House asks Senate to OK reservist bill
Even as the Senate leadership is bugging the House for a new budget bill, it is the lower chamber’s turn this time to ask what the Senate’s waiting for before it acts on a bill that aims to benefit CNMI reservists on active duty.
“Since the bill [House Bill 14-218] was passed in the House last year…the Senate has so far taken no action, leaving our reservists and their dependents without the benefits proposed in our legislation. I therefore call on you, as the Senate leader, to please take action and urge your colleagues to pass this important legislation for the benefit of our reservists in harm’s way,” said Rep. Clyde Norita in a letter addressed to Senate President Joaquin G. Adriano on Tuesday.
H.B. 14-218, introduced by Norita, will allow CNMI reservists in active duty to receive one-half of their salaries for one year after their military and annual leaves are exhausted. The bill covers both government and private sector-employed reservists.
The measure provides that the CNMI government shall pay one-half the salary of the employees/reservists, provided that they are on active duty for a continuous period of one year.

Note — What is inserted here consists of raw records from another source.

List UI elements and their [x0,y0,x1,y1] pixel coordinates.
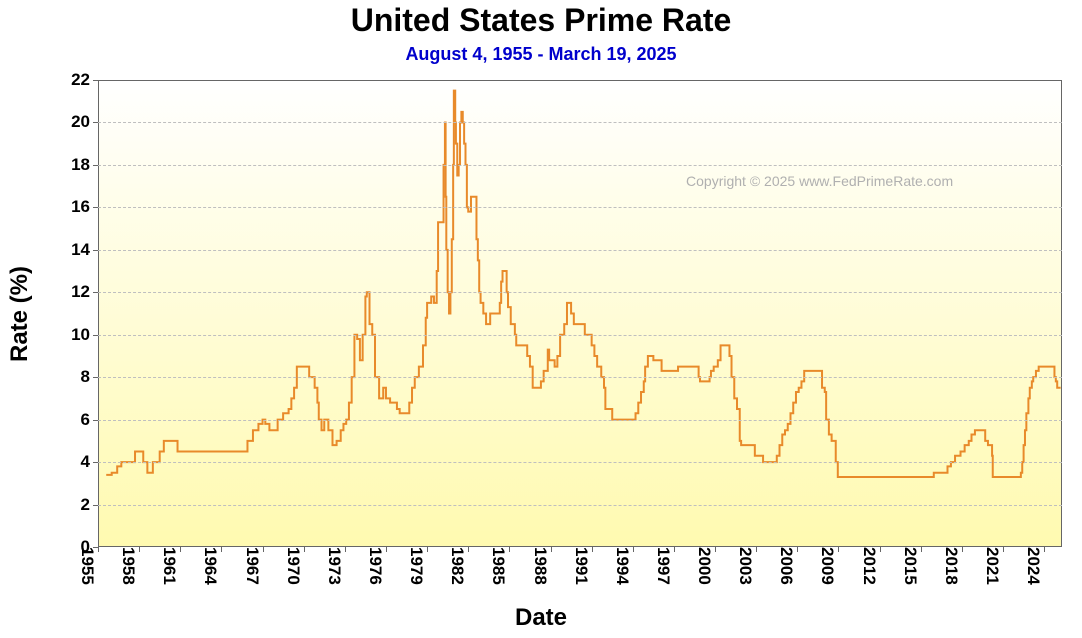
grid-line [98,292,1062,293]
y-tick-label: 14 [71,240,98,260]
y-tick-label: 6 [81,410,98,430]
x-tick-label: 2006 [776,547,802,585]
x-tick-label: 1961 [159,547,185,585]
grid-line [98,335,1062,336]
grid-line [98,377,1062,378]
x-tick-label: 2009 [817,547,843,585]
x-tick-label: 2015 [900,547,926,585]
grid-line [98,165,1062,166]
x-tick-label: 1988 [530,547,556,585]
x-tick-label: 1973 [324,547,350,585]
chart-subtitle: August 4, 1955 - March 19, 2025 [0,44,1082,65]
x-tick-label: 1991 [571,547,597,585]
grid-line [98,207,1062,208]
line-chart-svg [98,80,1062,547]
chart-title: United States Prime Rate [0,2,1082,39]
grid-line [98,505,1062,506]
x-tick-label: 2021 [982,547,1008,585]
x-tick-label: 2003 [735,547,761,585]
y-tick-label: 2 [81,495,98,515]
x-tick-label: 2018 [941,547,967,585]
y-tick-label: 10 [71,325,98,345]
y-tick-label: 16 [71,197,98,217]
x-axis-label: Date [0,604,1082,632]
x-tick-label: 1979 [406,547,432,585]
x-tick-label: 1958 [118,547,144,585]
x-tick-label: 1985 [488,547,514,585]
x-tick-label: 1982 [447,547,473,585]
x-tick-label: 2012 [859,547,885,585]
y-tick-label: 8 [81,367,98,387]
x-tick-label: 1997 [653,547,679,585]
x-tick-label: 2024 [1023,547,1049,585]
y-tick-label: 18 [71,155,98,175]
y-tick-label: 12 [71,282,98,302]
x-tick-label: 1976 [365,547,391,585]
x-tick-label: 1994 [612,547,638,585]
copyright-watermark: Copyright © 2025 www.FedPrimeRate.com [686,173,953,189]
x-tick-label: 1967 [242,547,268,585]
grid-line [98,122,1062,123]
plot-area: Copyright © 2025 www.FedPrimeRate.com 02… [98,80,1062,547]
grid-line [98,250,1062,251]
y-axis-label: Rate (%) [6,265,34,361]
x-tick-label: 2000 [694,547,720,585]
y-tick-label: 22 [71,70,98,90]
grid-line [98,462,1062,463]
x-tick-label: 1970 [283,547,309,585]
y-tick-label: 20 [71,112,98,132]
grid-line [98,420,1062,421]
x-tick-label: 1955 [77,547,103,585]
x-tick-label: 1964 [200,547,226,585]
y-tick-label: 4 [81,452,98,472]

The private employers, meantime, have the option to pay one-half the salary of the employees/reservists once their military or accrued vacation leave are exhausted “in lieu of the payment of the employers’ business gross receipts tax.”
It further provides that the waived BGRT payment shall not exceed 50 percent of the payment made to the affected employees as an offset.
The bill was co-sponsored by Reps. Jesus SN. Lizama, Crispin Ogo, and Ray Yumul, who is himself a member of a deployed unit.
The CNMI reservists currently in Iraq belong to the 100th Battalion, 442nd Infantry Division of the U.S. Armed Forces.